“The incredible edible egg” may be the most accurate jingle ever made. Eggs are a great source of protein, they are inexpensive and they can be prepared many different ways. My personal fave is the hard-boiled egg.
A Few Nutritional Benefits of Hard Boiled Eggs
- More than half the protein of an egg is found in the egg white
- Eggs are complete proteins, which makes them beneficial for muscle building
- Hard-boiled eggs are a great compact snack that you can eat at home or take on the go
- One hard-boiled egg contains about 6 grams of muscle-building protein
- Eggs are easily digestible forms of protein, which makes them great for refueling muscles after your workout
- Eggs contain vitamin D for building stronger bones
How to Make the Perfect Hard-Boiled Egg
Place a steamer basket in a sauté pan. Fill pan with water up to the bottom of the basket. Turn heat on high and bring water to a boil. Place the eggs in basket and cover for 15 minutes. Remove the eggs and gently place them into a bowl of ice water. This will stop the cooking process. Be careful not to break the shells.

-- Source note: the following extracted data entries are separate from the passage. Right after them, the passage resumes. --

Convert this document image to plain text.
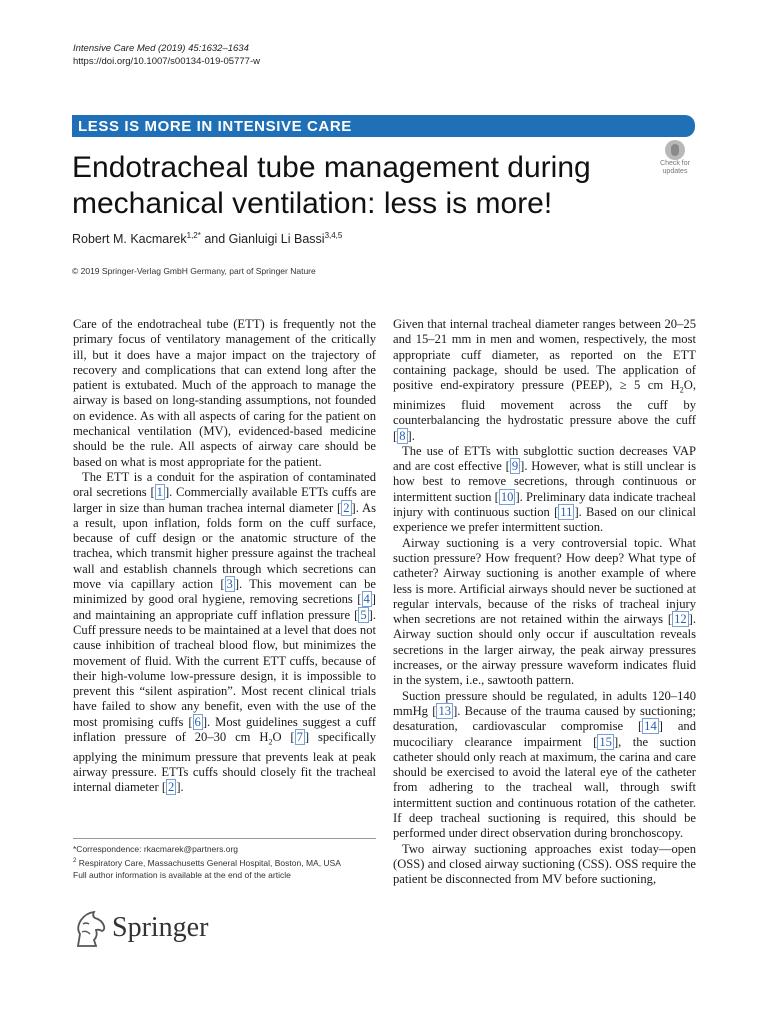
Intensive Care Med (2019) 45:1632–1634
https://doi.org/10.1007/s00134-019-05777-w
LESS IS MORE IN INTENSIVE CARE
Endotracheal tube management during mechanical ventilation: less is more!
Check for
updates
Robert M. Kacmarek$^{1,2*}$ and Gianluigi Li Bassi$^{3,4,5}$
© 2019 Springer-Verlag GmbH Germany, part of Springer Nature

Care of the endotracheal tube (ETT) is frequently not the primary focus of ventilatory management of the critically ill, but it does have a major impact on the trajectory of recovery and complications that can extend long after the patient is extubated. Much of the approach to manage the airway is based on long-standing assumptions, not founded on evidence. As with all aspects of caring for the patient on mechanical ventilation (MV), evidenced-based medicine should be the rule. All aspects of airway care should be based on what is most appropriate for the patient.

The ETT is a conduit for the aspiration of contaminated oral secretions [ 1 ]. Commercially available ETTs cuffs are larger in size than human trachea internal diameter [ 2 ]. As a result, upon inflation, folds form on the cuff surface, because of cuff design or the anatomic structure of the trachea, which transmit higher pressure against the tracheal wall and establish channels through which secretions can move via capillary action [ 3 ]. This movement can be minimized by good oral hygiene, removing secretions [ 4 ] and maintaining an appropriate cuff inflation pressure [ 5 ]. Cuff pressure needs to be maintained at a level that does not cause inhibition of tracheal blood flow, but minimizes the movement of fluid. With the current ETT cuffs, because of their high-volume low-pressure design, it is impossible to prevent this “silent aspiration”. Most recent clinical trials have failed to show any benefit, even with the use of the most promising cuffs [ 6 ]. Most guidelines suggest a cuff inflation pressure of 20–30 cm $H_2O$ [ 7 ] specifically applying the minimum pressure that prevents leak at peak airway pressure. ETTs cuffs should closely fit the tracheal internal diameter [ 2 ].

Given that internal tracheal diameter ranges between 20–25 and 15–21 mm in men and women, respectively, the most appropriate cuff diameter, as reported on the ETT containing package, should be used. The application of positive end-expiratory pressure (PEEP), ≥ 5 cm $H_2O$, minimizes fluid movement across the cuff by counterbalancing the hydrostatic pressure above the cuff [ 8 ].

The use of ETTs with subglottic suction decreases VAP and are cost effective [ 9 ]. However, what is still unclear is how best to remove secretions, through continuous or intermittent suction [ 10 ]. Preliminary data indicate tracheal injury with continuous suction [ 11 ]. Based on our clinical experience we prefer intermittent suction.

Airway suctioning is a very controversial topic. What suction pressure? How frequent? How deep? What type of catheter? Airway suctioning is another example of where less is more. Artificial airways should never be suctioned at regular intervals, because of the risks of tracheal injury when secretions are not retained within the airways [ 12 ]. Airway suction should only occur if auscultation reveals secretions in the larger airway, the peak airway pressures increases, or the airway pressure waveform indicates fluid in the system, i.e., sawtooth pattern.

Suction pressure should be regulated, in adults 120–140 mmHg [ 13 ]. Because of the trauma caused by suctioning; desaturation, cardiovascular compromise [ 14 ] and mucociliary clearance impairment [ 15 ], the suction catheter should only reach at maximum, the carina and care should be exercised to avoid the lateral eye of the catheter from adhering to the tracheal wall, through swift intermittent suction and continuous rotation of the catheter. If deep tracheal suctioning is required, this should be performed under direct observation during bronchoscopy.

Two airway suctioning approaches exist today—open (OSS) and closed airway suctioning (CSS). OSS require the patient be disconnected from MV before suctioning,

*Correspondence: rkacmarek@partners.org
$^2$ Respiratory Care, Massachusetts General Hospital, Boston, MA, USA
Full author information is available at the end of the article
Springer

When the eggs are cool to the touch take one, crack it on a hard surface and roll until the crack surrounds the shell. The egg should pop right out. Rinse off and enjoy.
Spice It Up with These Hard-Boiled Egg Recipes
Slice eggs in half lengthwise. Place yolks in a mixing bowl. Add mayonnaise, chives, mustard, salt, and pepper. Mash it all together. Spoon yolk mixture into halved egg whites. I bet you can’t eat just one.
All you need is three simple ingredients and a sauce bag. Grab four whole hard-boiled eggs (shells off), soy sauce, and mirin. Combine soy sauce, mirin and water in a plastic bag. Put the eggs in the sauce bag and close tightly. Make sure the eggs are fully submerged in the marinade. Place in the fridge anywhere from 3 hours to overnight. Remove eggs and discard the marinade. Cut in half and serve with a bowl of hot ramen.